神や王、将軍にかえて、ひとが《法》を玉座に据えたときに、近代がはじまった。たとえ王であろうと、またその源泉が古来の王統にあるのか、それとも人間本性にあるのかは別としても、とにかく《法》にしたがう。それが近代のひとつの意味だった。法が、すべてのひとを自由にしたのだった。
しかし、《法》の横暴がいたるところにみられる。といっても、法は意志をもたない。なのにどうやって暴力をふるうのだろうか。法は、その運用にどうしても解釈が必要になる。解釈なき適用はありえない。しかし解釈可能性が奪われるとき、ひとは、法の横暴や暴走を感じる。
かつての《法》は、王の《寛容》とセットだった。だが、この寛容の機会を、ひとはますます失っている。法の厳密な解釈が求められ、次第にひとは息をする場所を失っている。
いまやすべての法は、解釈によって実現する。したがって、法の暴走といっても、結局は、法を運用する人間のひとつの解釈にすぎない。だから、この暴走は人間の暴走なのだ。それに対して、ひとは寛容を取り戻そうとはしない。近代的人間は、むしろますます厳密な法の執行を期待する。かくして、次のことを夢想しはじめる。解釈者=人間なき法の運用、すなわち機械による審判。デウス・エクス・マーキナー。

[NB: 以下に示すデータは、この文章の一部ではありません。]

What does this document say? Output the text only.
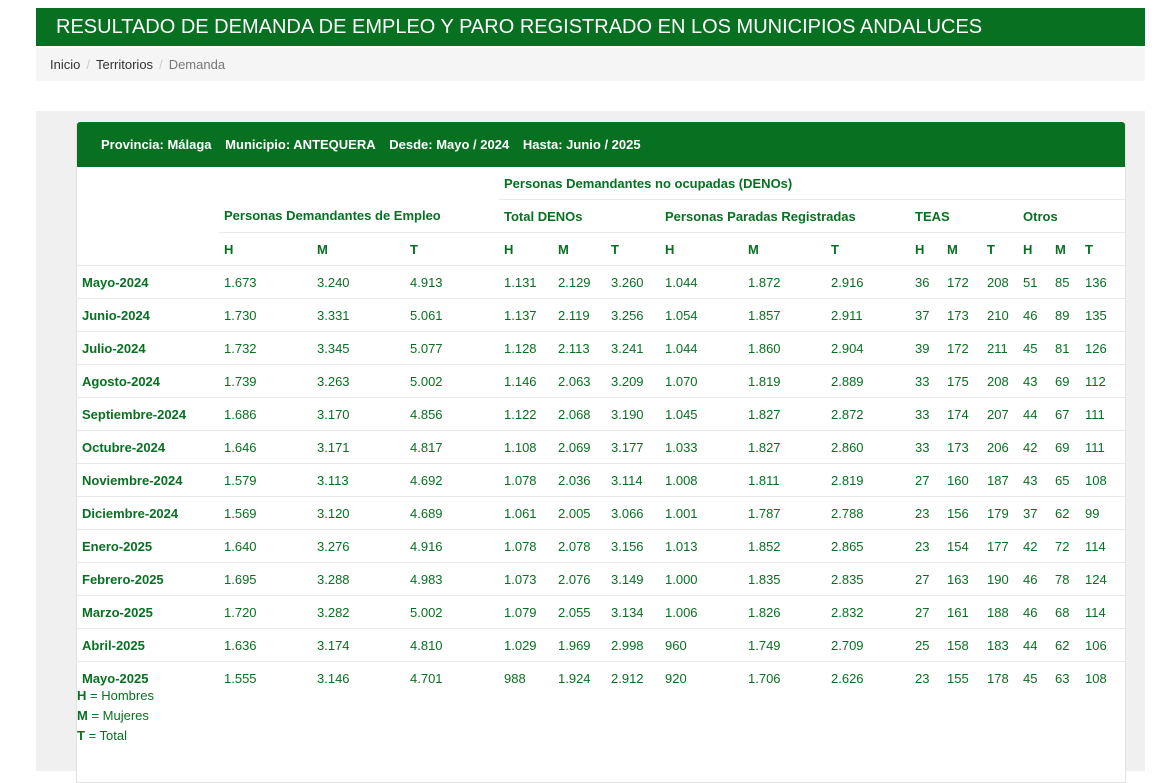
RESULTADO DE DEMANDA DE EMPLEO Y PARO REGISTRADO EN LOS MUNICIPIOS ANDALUCES
Inicio / Territorios / Demanda
Provincia: Málaga Municipio: ANTEQUERA Desde: Mayo / 2024 Hasta: Junio / 2025
				Personas Demandantes no ocupadas (DENOs)											
	Personas Demandantes de Empleo			Total DENOs			Personas Paradas Registradas			TEAS			Otros		
	H	M	T	H	M	T	H	M	T	H	M	T	H	M	T
Mayo-2024	1.673	3.240	4.913	1.131	2.129	3.260	1.044	1.872	2.916	36	172	208	51	85	136
Junio-2024	1.730	3.331	5.061	1.137	2.119	3.256	1.054	1.857	2.911	37	173	210	46	89	135
Julio-2024	1.732	3.345	5.077	1.128	2.113	3.241	1.044	1.860	2.904	39	172	211	45	81	126
Agosto-2024	1.739	3.263	5.002	1.146	2.063	3.209	1.070	1.819	2.889	33	175	208	43	69	112
Septiembre-2024	1.686	3.170	4.856	1.122	2.068	3.190	1.045	1.827	2.872	33	174	207	44	67	111
Octubre-2024	1.646	3.171	4.817	1.108	2.069	3.177	1.033	1.827	2.860	33	173	206	42	69	111
Noviembre-2024	1.579	3.113	4.692	1.078	2.036	3.114	1.008	1.811	2.819	27	160	187	43	65	108
Diciembre-2024	1.569	3.120	4.689	1.061	2.005	3.066	1.001	1.787	2.788	23	156	179	37	62	99
Enero-2025	1.640	3.276	4.916	1.078	2.078	3.156	1.013	1.852	2.865	23	154	177	42	72	114
Febrero-2025	1.695	3.288	4.983	1.073	2.076	3.149	1.000	1.835	2.835	27	163	190	46	78	124
Marzo-2025	1.720	3.282	5.002	1.079	2.055	3.134	1.006	1.826	2.832	27	161	188	46	68	114
Abril-2025	1.636	3.174	4.810	1.029	1.969	2.998	960	1.749	2.709	25	158	183	44	62	106
Mayo-2025	1.555	3.146	4.701	988	1.924	2.912	920	1.706	2.626	23	155	178	45	63	108
H = Hombres
M = Mujeres
T = Total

あらゆる決断を神や王に委ねてきた人間が、それにかえて《法》をこしらえたとき、その背後にちらついている高貴にして傲岸な人間が卑しくみえる。運動競技で右往左往する黒尽くめの憎たらしい審判を、機械仕掛けのそれに変える、などということは、今日いたるところでみられるものだ。
審判などという仰々しい名前を冠する人間は、すべて機械に変えてしまえばいい。そんな構想が、いたるところにあふれている。解釈改憲という奇妙奇天烈な言い方が横行しているが、そんなものは、あの愚かなイラク戦争よりもずっと以前からそうだったのであり、そうした常識を追認しているにすぎない。

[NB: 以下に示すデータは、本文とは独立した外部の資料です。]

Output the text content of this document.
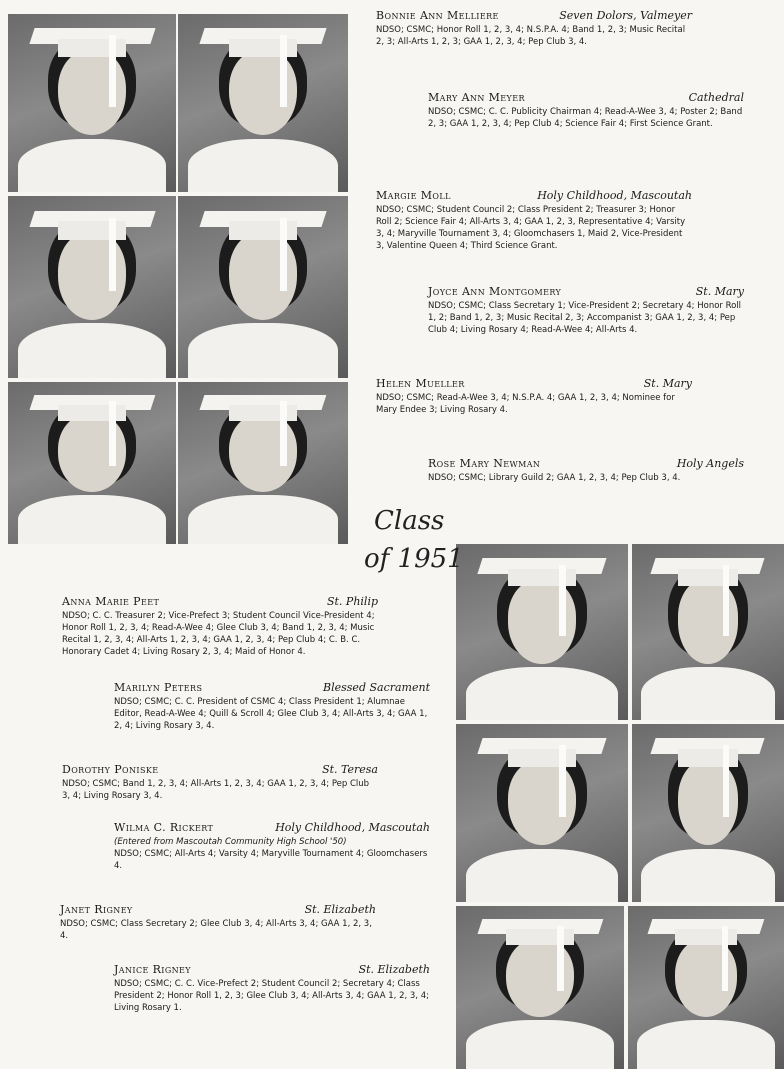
Bonnie Ann Melliere	Seven Dolors, Valmeyer
NDSO; CSMC; Honor Roll 1, 2, 3, 4; N.S.P.A. 4; Band 1, 2, 3; Music Recital 2, 3; All-Arts 1, 2, 3; GAA 1, 2, 3, 4; Pep Club 3, 4.
Mary Ann Meyer	Cathedral
NDSO; CSMC; C. C. Publicity Chairman 4; Read-A-Wee 3, 4; Poster 2; Band 2, 3; GAA 1, 2, 3, 4; Pep Club 4; Science Fair 4; First Science Grant.
Margie Moll	Holy Childhood, Mascoutah
NDSO; CSMC; Student Council 2; Class President 2; Treasurer 3; Honor Roll 2; Science Fair 4; All-Arts 3, 4; GAA 1, 2, 3, Representative 4; Varsity 3, 4; Maryville Tournament 3, 4; Gloomchasers 1, Maid 2, Vice-President 3, Valentine Queen 4; Third Science Grant.
Joyce Ann Montgomery	St. Mary
NDSO; CSMC; Class Secretary 1; Vice-President 2; Secretary 4; Honor Roll 1, 2; Band 1, 2, 3; Music Recital 2, 3; Accompanist 3; GAA 1, 2, 3, 4; Pep Club 4; Living Rosary 4; Read-A-Wee 4; All-Arts 4.
Helen Mueller	St. Mary
NDSO; CSMC; Read-A-Wee 3, 4; N.S.P.A. 4; GAA 1, 2, 3, 4; Nominee for Mary Endee 3; Living Rosary 4.
Rose Mary Newman	Holy Angels
NDSO; CSMC; Library Guild 2; GAA 1, 2, 3, 4; Pep Club 3, 4.
Class
of 1951
Anna Marie Peet	St. Philip
NDSO; C. C. Treasurer 2; Vice-Prefect 3; Student Council Vice-President 4; Honor Roll 1, 2, 3, 4; Read-A-Wee 4; Glee Club 3, 4; Band 1, 2, 3, 4; Music Recital 1, 2, 3, 4; All-Arts 1, 2, 3, 4; GAA 1, 2, 3, 4; Pep Club 4; C. B. C. Honorary Cadet 4; Living Rosary 2, 3, 4; Maid of Honor 4.
Marilyn Peters	Blessed Sacrament
NDSO; CSMC; C. C. President of CSMC 4; Class President 1; Alumnae Editor, Read-A-Wee 4; Quill & Scroll 4; Glee Club 3, 4; All-Arts 3, 4; GAA 1, 2, 4; Living Rosary 3, 4.
Dorothy Poniske	St. Teresa
NDSO; CSMC; Band 1, 2, 3, 4; All-Arts 1, 2, 3, 4; GAA 1, 2, 3, 4; Pep Club 3, 4; Living Rosary 3, 4.
Wilma C. Rickert	Holy Childhood, Mascoutah
(Entered from Mascoutah Community High School '50)
NDSO; CSMC; All-Arts 4; Varsity 4; Maryville Tournament 4; Gloomchasers 4.
Janet Rigney	St. Elizabeth
NDSO; CSMC; Class Secretary 2; Glee Club 3, 4; All-Arts 3, 4; GAA 1, 2, 3, 4.
Janice Rigney	St. Elizabeth
NDSO; CSMC; C. C. Vice-Prefect 2; Student Council 2; Secretary 4; Class President 2; Honor Roll 1, 2, 3; Glee Club 3, 4; All-Arts 3, 4; GAA 1, 2, 3, 4; Living Rosary 1.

結局、今日、法ではなく、人間存在自身が問われているのだ、という認識なしに、法の問題が真の理解にいたることはないだろう。すべての決断を天から降りてくる機械に委ねる傾向が強まるだけであり、したがってその顔が現総理の顔なのか、ロボットなのかは、この際民衆にはどちらでもよいのである。
いかに法に美文が連ねられていようと、人間が衰弱していくなら、自覚のあるなしにかかわらず、もとの文章とは似ても似つかぬ解釈がおこなわれ、それにみあった現実がもたらされる。法を守れと言うだけで、法を生み出した戦前の精神を反復することがないならば、法を真に守る人間が生まれるはずはない。